Der gerade frisch gewählte Vorstandsvorsitzende des Trägervereins hat sich so Einiges vorgenommen.

Seit reichlich fünf Jahren ist das
Natz mittlerweile im Bürgerzentrum an Hoyerswerdas Schloßstraße zu finden.
Seit reichlich fünf Jahren ist das Natz mittlerweile im Bürgerzentrum an Hoyerswerdas Schloßstraße zu finden. © Foto: Mirko Kolodziej

Hoyerswerda. Der Trägerverein des Naturwissenschaftlich-Technischen Kinder- und Jugendzentrums (Natz) hat erneut einen neuen Vorsitzenden. Nachdem Nourdin Kamlah nur sechs Monate im Amt gewesen war, wurde er vor einem Jahr von Klaus Waury abgelöst. Dessen Nachfolger ist nunmehr seit ein paar Tagen der Bischofswerdaer Unternehmer Claus Kleinert.

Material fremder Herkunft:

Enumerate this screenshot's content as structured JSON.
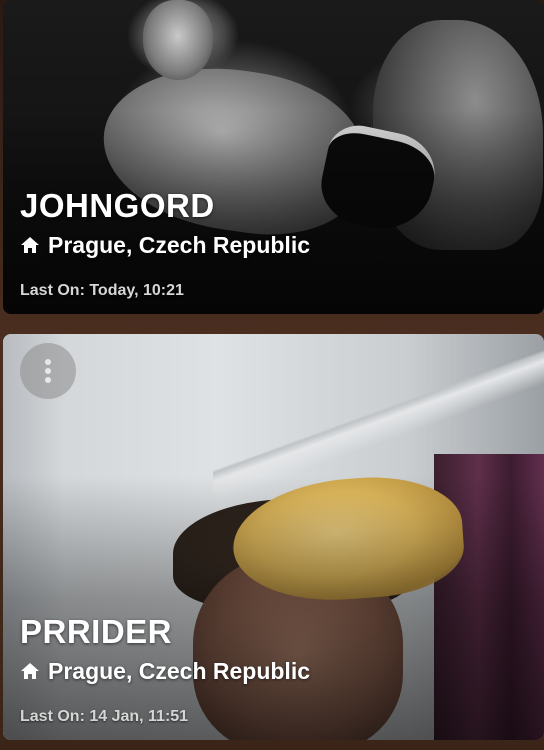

Wie er uns sagte, habe er das Natz im Rahmen seiner Tätigkeit für den Trägerverein der Euroregion Neiße kennengelernt. Kleinert ist in seiner Funktion als Kreistagsangehöriger der AfD in die Mitgliederversammlung des Euroregion Neiße e.V. gewählt worden. Dieser hat sich die Kooperation zwischen Deutschland, Tschechien und Polen im sächsischen Dreiländereck auf die Fahnen geschrieben. Kleinert nennt deutsch-polnische Schülerbegegnungen auch als einen neuen Schwerpunkt für die Arbeit des Natz. Man sei in Verhandlungen mit polnischen Vereinen, die vergleichbare Angebote an Kinder und Jugendliche richten. Erst zum Monatsanfang wurde mit der aus Zgorzelec stammenden Magdalena Kalinowska eine polnische Sozialpädagogin eingestellt. Auch auf dieser Stelle gab es zuletzt mehrfach Personalwechsel. Generell war es dem Natz-Verein über längere Zeit nicht gelungen, die insgesamt zwei mit städtischen Mitteln in fünfstelliger Höhe geförderte Stellen dauerhaft zu besetzen. Immer, wenn die entsprechenden Mitarbeiter fehlten, flossen aber auch die Zuschüsse nicht. Nunmehr will sich wohl der Schul-, Kultur- und Sozialausschuss des Stadtrates mit der Frage befassen, ob der Verein noch alle für die Förderung festgelegten Voraussetzungen erfüllt.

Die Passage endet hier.